The South Korean manufacturer outlined its future “Boundless For All” Strategy, including its Niro EV
CES in Las Vegas this week presents companies with the perfect opportunity to display their latest innovations and technology, and Kia did not disappointment.
The automaker used its platform to unveil its “Boundless For All” strategy for 2018 – which includes the announcement of 16 new “advanced powertrain” vehicles to be launched by 2025, new technologies to improve on its commitments in autonomous driving and a new battery-powered EV concept car, dubbed the Niro.
Following in the footsteps of automakers like Hyundai, who has also chosen to opt for a varied powertrain strategy in future models, Kia briefly outlined plans for its range of new advanced powertrain vehicles.
Kia spoke of a total of 16 new models in the works: five new ICE hybrids and plug-in hybrids (PHEVs) as well as five new battery-only EVs – all to be launched by 2025. As yet however, the only model which currently has a proposed release date, of 2020, is its Fuel Cell EV.
Vice Chairman and head of R&D at Kia, Dr. Woong-chul Yang, spoke of how the range of vehicles – and in particular the FCEV due to be launched in 2020 and made available to the mass market – demonstrates Kia’s aim for “a zero-emission future for mobility.”
Eager to press on to the future of communications, Kia promised to be the first automaker to produce models with 5G technology (although it shares the achievement with Samsung which also announced its intention to be the first to have 5G-ready tech for vehicles.
Show me a Niro
With a range of 238 miles, the Niro is Kia’s pitch at the sizable and competitive electric crossover space.
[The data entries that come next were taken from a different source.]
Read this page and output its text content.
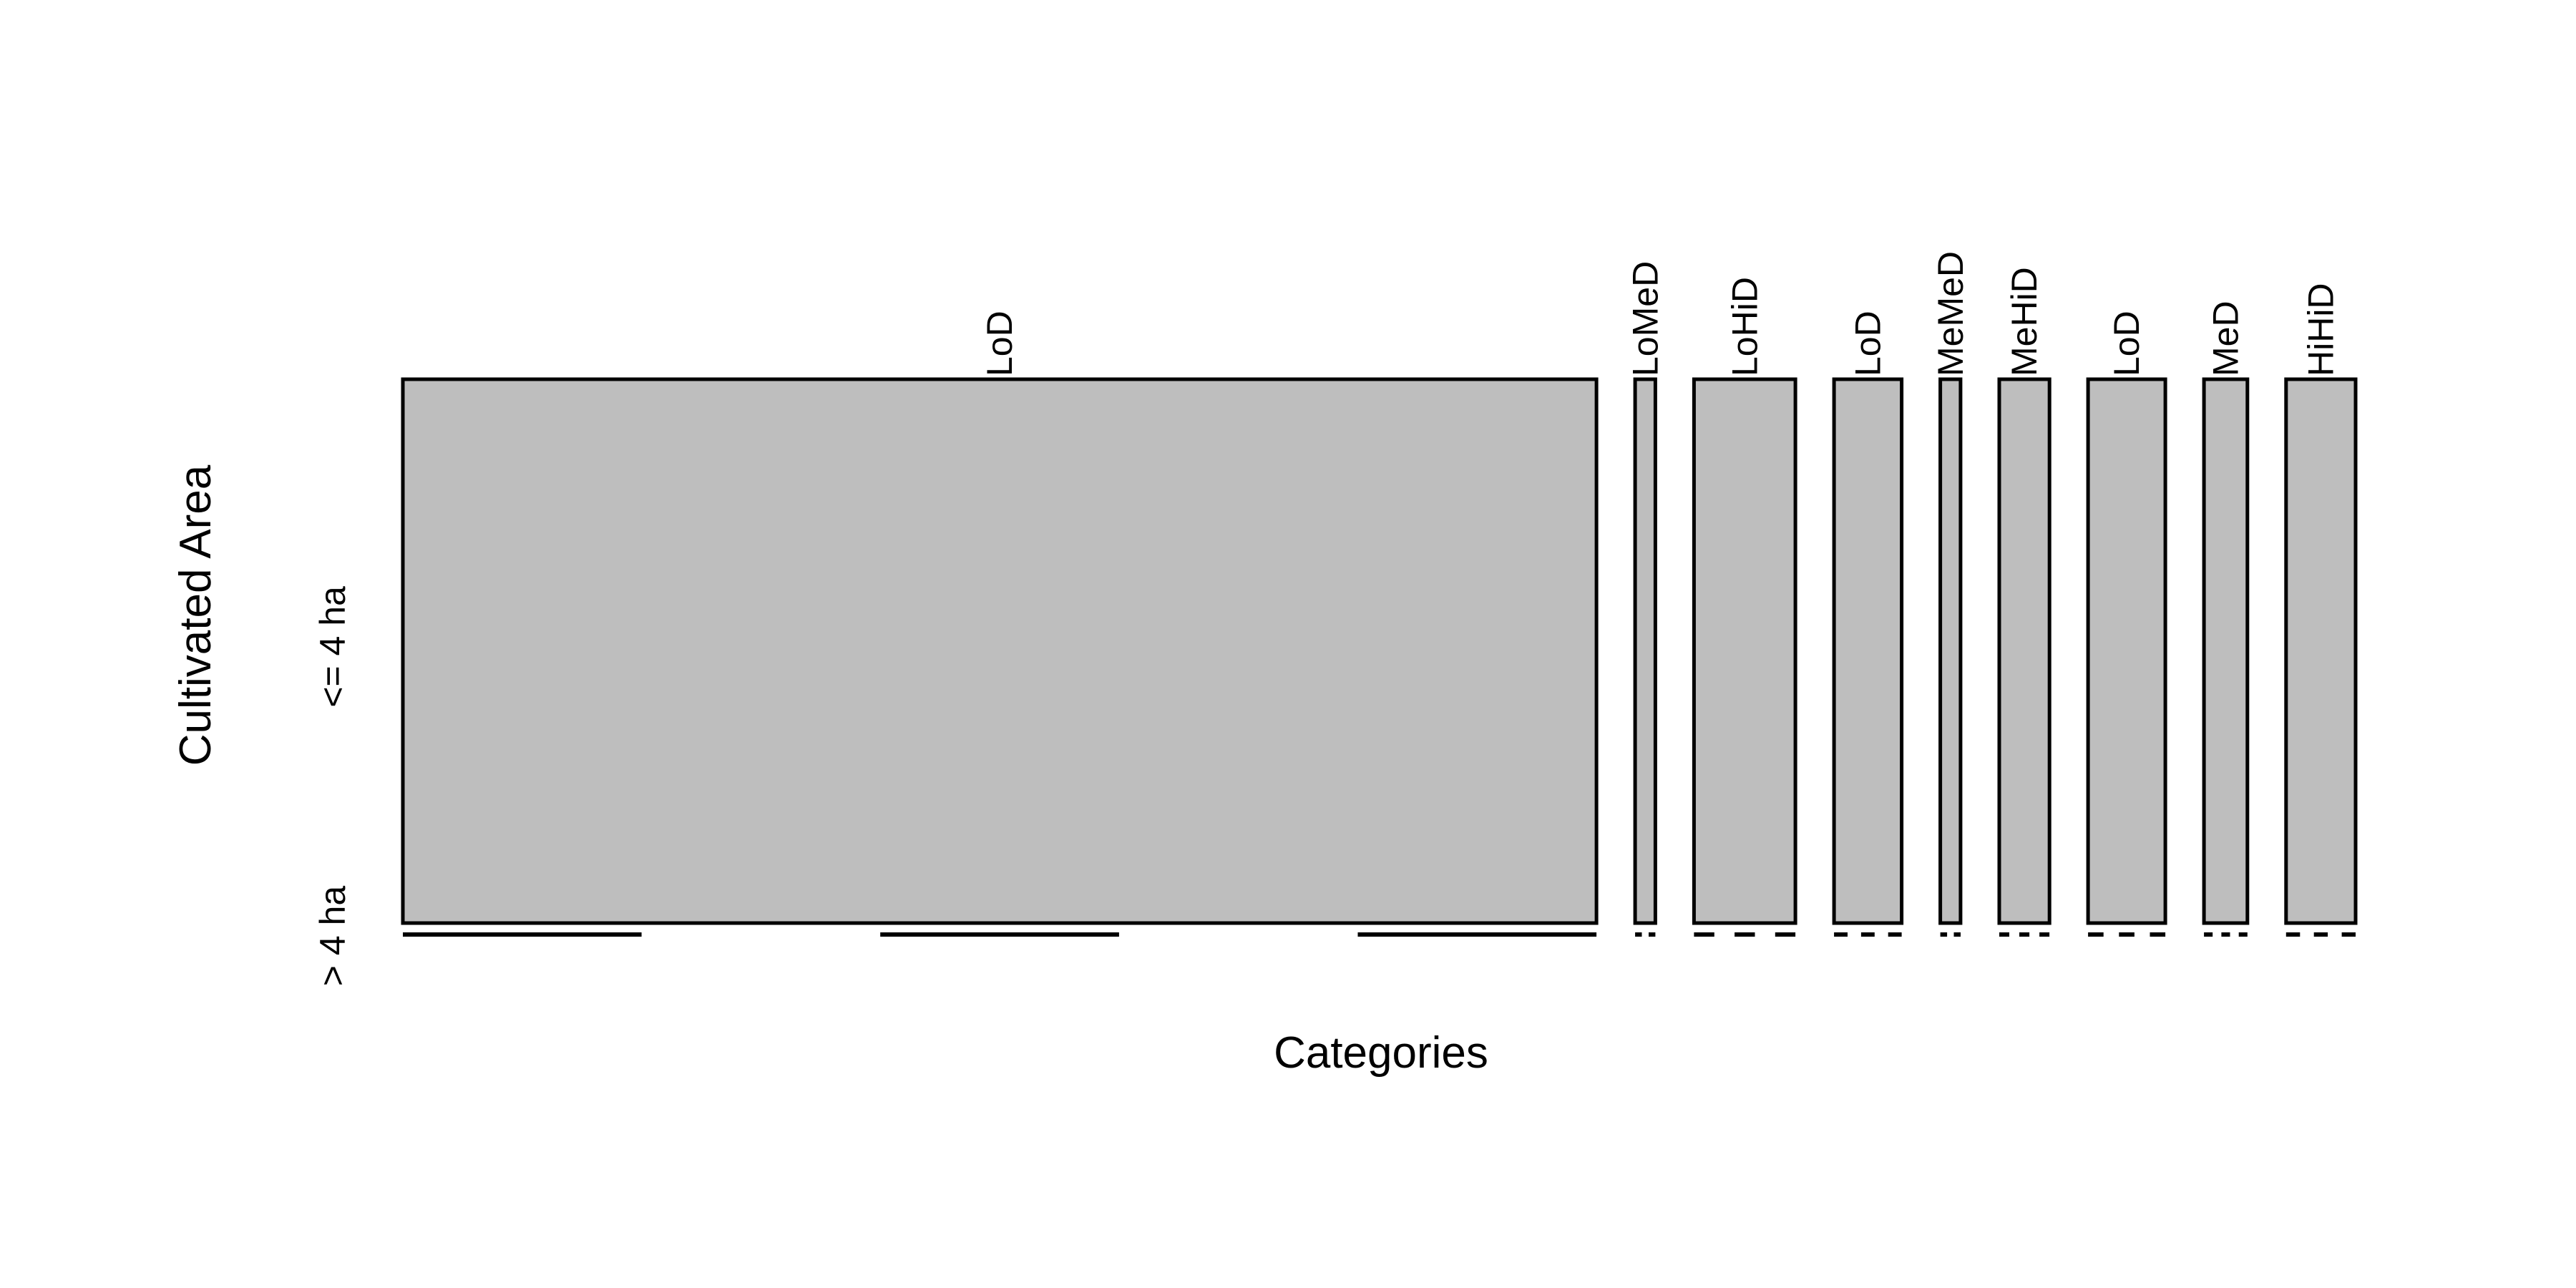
LoD	LoMeD LoHiD LoD MeMeD MeHiD LoD MeD HiHiD
<= 4 ha
> 4 ha
Cultivated Area
Categories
Specs include a 64 kWh lithium-polymer battery pack powering a 150 kW electric motor.
As well as an impressive range – it edges out competition like the I-Pace by a few miles – it may have an edge in fast-charging too, with Jalopnik reporting that drivers should be able to get 115 miles of range out of a 30 minute hook-up.
The Niro also introduces a range of new technologies which would enhance safety for pedestrians in future models – specifically the “Active Pedestrian Warning System” which uses front view cameras and object recognition technology to detect pedestrians or cyclists, which are then warned of the cars presence with an alert targeted towards them.
Looking at Kia’s wider strategy, details on the individual 16 models’ capabilities are scarce at this point. However, it does plan to push Level 4 driving technology within the next five years (with ‘Smart City’ testing to commence in 2021) and it’s clear that its is focusing on technologies that will support the move to autonomous driving as a commercial concept.
Whether or not the Niro Concept will see the light day of day in its current form is debatable, but certainly the technology shown in this model forms a blueprint for the development of its other 16 models heading into 2025, and demonstrates the company’s commitment to becoming the autonomous, connected and eco/electric it aspires to be.